Release Date: February 4, 2026
In this deeply personal and raw conversation, Sage Steele sits down with Dakota Meyer, the second youngest living Medal of Honor recipient, to explore the profound burdens, psychological scars, and leadership lessons that come from combat, loss, and survival. Meyer shares his journey through trauma, survival guilt, attempted suicide, fatherhood, societal responsibility, and the nuances of being a modern man and parent. The discussion probes the intersection of masculinity, accountability, forgiveness, social change, and living a life worthy of sacrifice.
Dakota Meyer recounts the events of September 8, 2009, when he lost his entire team in Afghanistan and the immense burden it created. The Medal of Honor, often seen as a symbol of heroism, is revealed to be a complex source of pain and responsibility.
The act of bringing his friends' bodies home and preparing them for their return was both his lowest point and a moment of deep fulfillment in terms of love, loyalty, and human connection.
Meyer and Steele discuss the erosion of accountability in society, the dangers of the “gray area,” and what Meyer views as a crisis of weak masculinity.
The importance of strong, principled parenting and leading by example, especially for his daughters, is a recurring theme.
Meyer, on survivor’s guilt:
“When they come out and they're all dead and I'm alive, well, that's failure.” (04:02)
Meyer, on what it means to be a hero:
“The Medal of Honor is the purest form of the American spirit... not a hero. It’s just a person that loves people... it’s the potential that’s in every human being that has air in their lungs.” (21:11)
On masculinity & accountability:
“Every problem in the world right now is because of weak men.” (83:59)
“Not losing and not failing is failing and losing in itself because you don’t appreciate a win without a loss.” (111:26)

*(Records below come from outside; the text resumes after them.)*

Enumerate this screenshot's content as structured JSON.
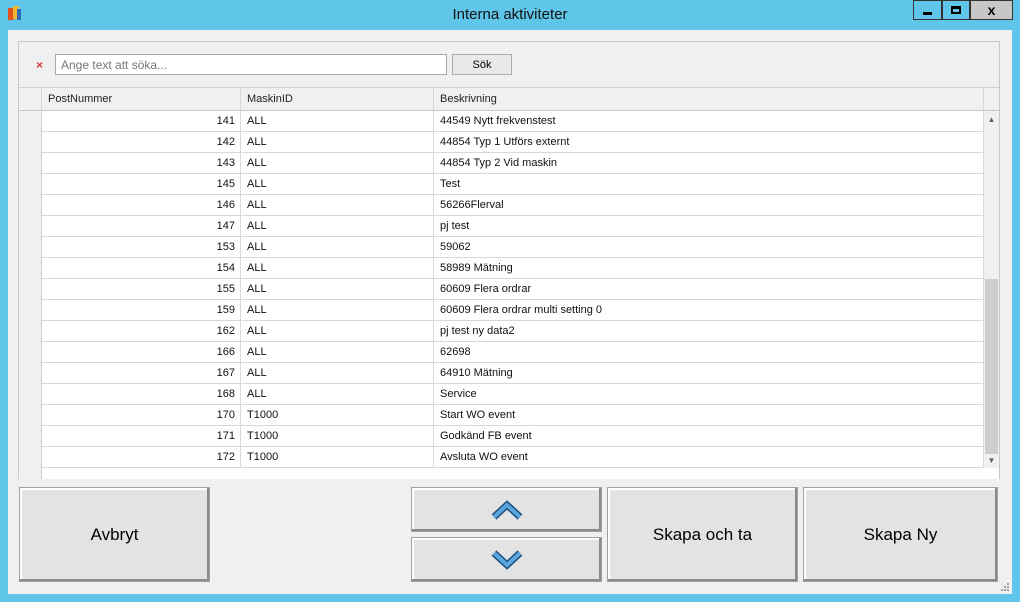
{
  "window": {
    "title": "Interna aktiviteter",
    "close_glyph": "x"
  },
  "search": {
    "clear_glyph": "×",
    "placeholder": "Ange text att söka...",
    "value": "",
    "button_label": "Sök"
  },
  "grid": {
    "columns": [
      "PostNummer",
      "MaskinID",
      "Beskrivning"
    ],
    "rows": [
      {
        "num": "141",
        "machine": "ALL",
        "desc": "44549 Nytt frekvenstest"
      },
      {
        "num": "142",
        "machine": "ALL",
        "desc": "44854 Typ 1 Utförs externt"
      },
      {
        "num": "143",
        "machine": "ALL",
        "desc": "44854 Typ 2 Vid maskin"
      },
      {
        "num": "145",
        "machine": "ALL",
        "desc": "Test"
      },
      {
        "num": "146",
        "machine": "ALL",
        "desc": "56266Flerval"
      },
      {
        "num": "147",
        "machine": "ALL",
        "desc": "pj test"
      },
      {
        "num": "153",
        "machine": "ALL",
        "desc": "59062"
      },
      {
        "num": "154",
        "machine": "ALL",
        "desc": "58989 Mätning"
      },
      {
        "num": "155",
        "machine": "ALL",
        "desc": "60609 Flera ordrar"
      },
      {
        "num": "159",
        "machine": "ALL",
        "desc": "60609 Flera ordrar multi setting 0"
      },
      {
        "num": "162",
        "machine": "ALL",
        "desc": "pj test ny data2"
      },
      {
        "num": "166",
        "machine": "ALL",
        "desc": "62698"
      },
      {
        "num": "167",
        "machine": "ALL",
        "desc": "64910 Mätning"
      },
      {
        "num": "168",
        "machine": "ALL",
        "desc": "Service"
      },
      {
        "num": "170",
        "machine": "T1000",
        "desc": "Start WO event"
      },
      {
        "num": "171",
        "machine": "T1000",
        "desc": "Godkänd FB event"
      },
      {
        "num": "172",
        "machine": "T1000",
        "desc": "Avsluta WO event"
      }
    ]
  },
  "buttons": {
    "cancel": "Avbryt",
    "create_and_take": "Skapa och ta",
    "create_new": "Skapa Ny"
  },
  "icons": {
    "app": "app-icon",
    "clear": "clear-search-icon",
    "up": "chevron-up-icon",
    "down": "chevron-down-icon"
  },
  "colors": {
    "title_bar": "#5fc6e9",
    "clear_icon": "#d83a3a",
    "chevron_fill": "#4a90c8"
  }
}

Meyer, on parenthood and legacy:
“If I set that bar too low, it’s at the expense of them for the rest of their lives.” (114:35)
“Forgiveness doesn’t mean forgetting. I think just as dangerous as not forgiving is forgetting. Right. Like because then you lost the lesson.” (60:24)

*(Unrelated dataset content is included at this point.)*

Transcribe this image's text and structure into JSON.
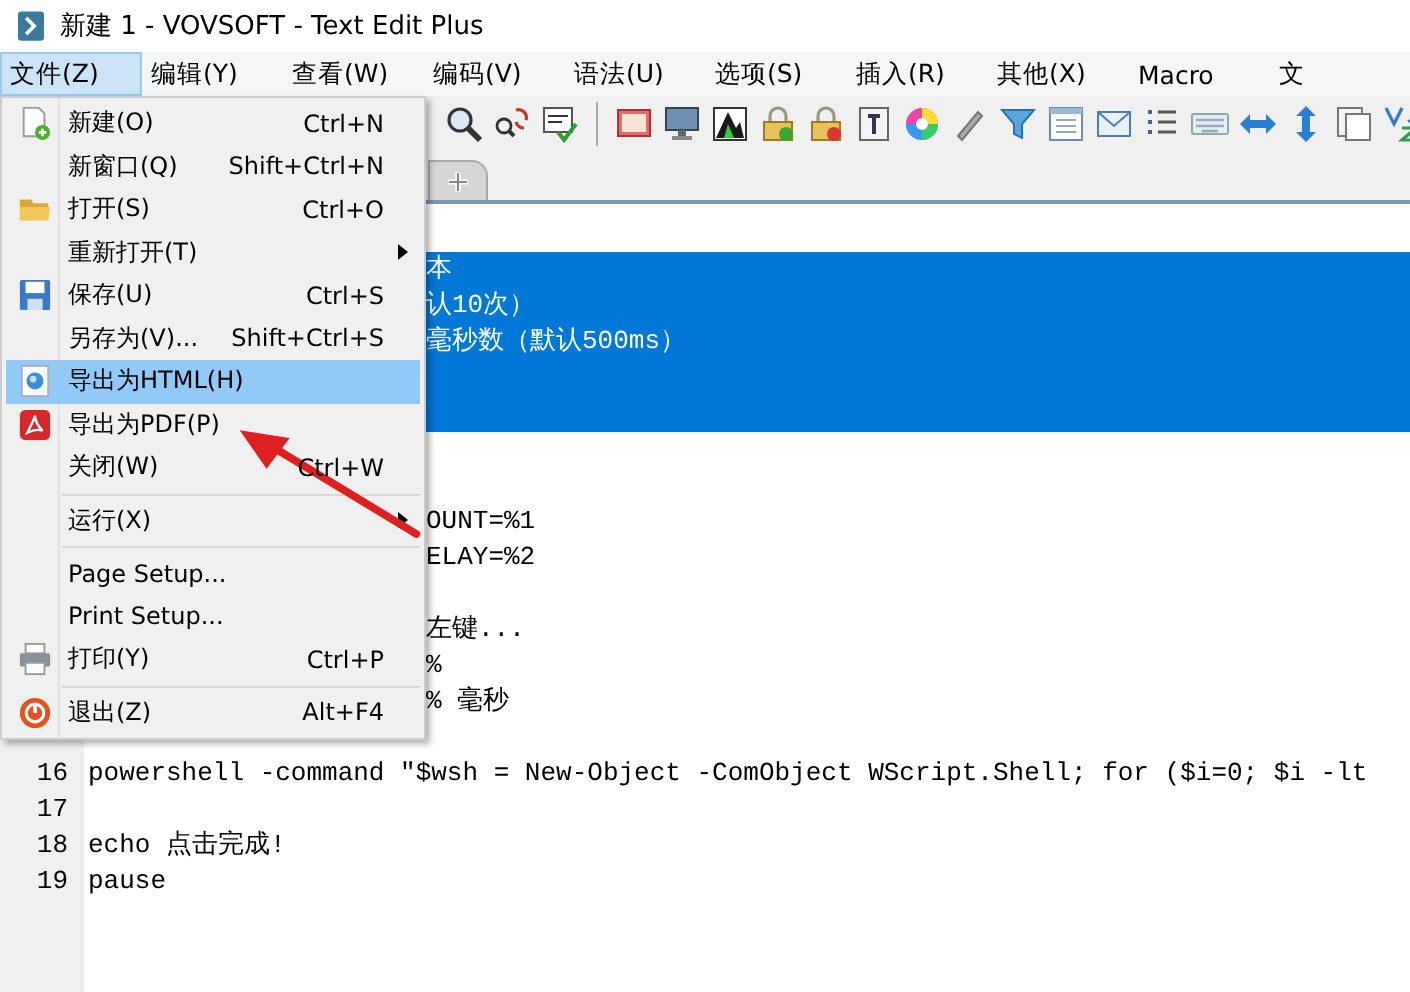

On common humanity with the enemy:
“We had more pieces of us that were in common than were different. ...Being for something will always prevail over being against something.” (15:16)
The tone is intensely honest, vulnerable, and reflective, punctuated by Meyer’s plainspoken, sometimes blunt wisdom and Sage Steele’s empathetic, insightful questioning. They do not skirt difficult topics; instead, they embrace them head-on, attempting to translate trauma and hardship into lessons for listeners. The dialogue is both challenging and encouraging — championing personal responsibility, compassion, and leading by example, while also critiquing social trends and systemic issues.

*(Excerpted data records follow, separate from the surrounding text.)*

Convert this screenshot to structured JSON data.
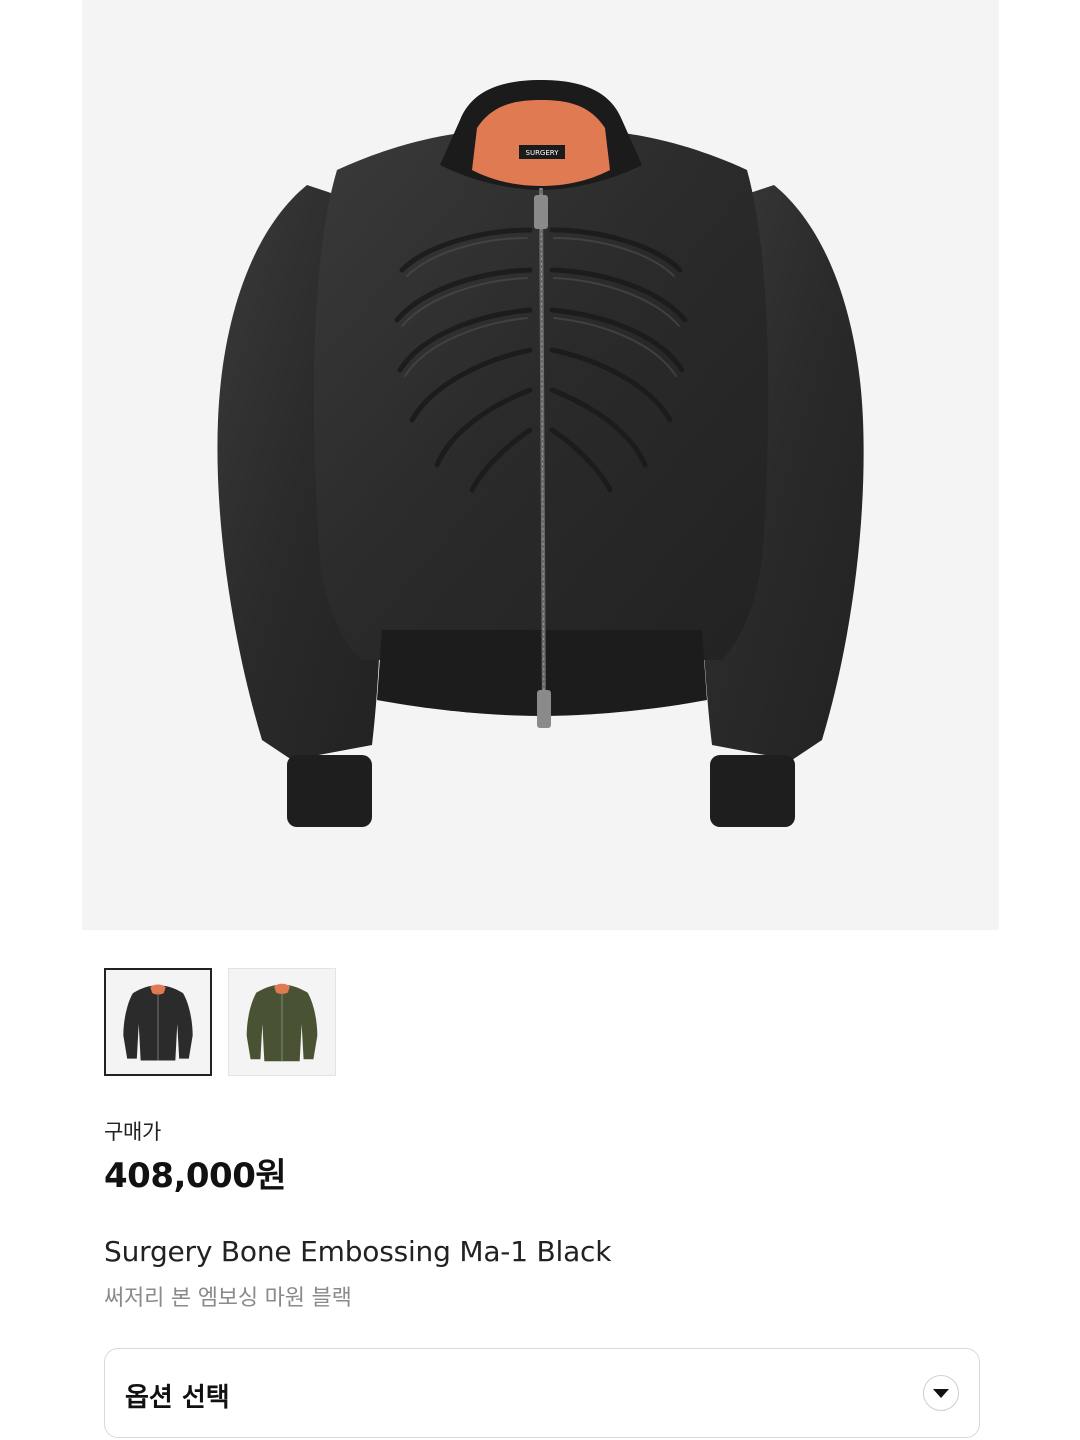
{
  "product": {
    "price_label": "구매가",
    "price": "408,000원",
    "name_en": "Surgery Bone Embossing Ma-1 Black",
    "name_ko": "써저리 본 엠보싱 마원 블랙",
    "brand_tag": "SURGERY"
  },
  "thumbnails": [
    {
      "color_name": "black",
      "jacket_color": "#2b2b2b",
      "selected": true
    },
    {
      "color_name": "olive",
      "jacket_color": "#4a5234",
      "selected": false
    }
  ],
  "option_select": {
    "label": "옵션 선택"
  },
  "colors": {
    "hero_bg": "#f4f4f4",
    "jacket_black": "#2a2a2a",
    "lining_orange": "#e07a52"
  }
}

Dakota Meyer, as both a survivor and a leader, weaves together themes of pain, duty, masculinity, and healing. If you’ve never listened to The Sage Steele Show, this is a remarkable entry point for its raw honesty and actionable life lessons. The episode is particularly relevant for veterans, parents, leaders, and anyone grappling with adversity or moral ambiguity in today’s polarized world. Both guests agree: fighting for what’s right starts within — with honesty, vulnerability, and relentless accountability.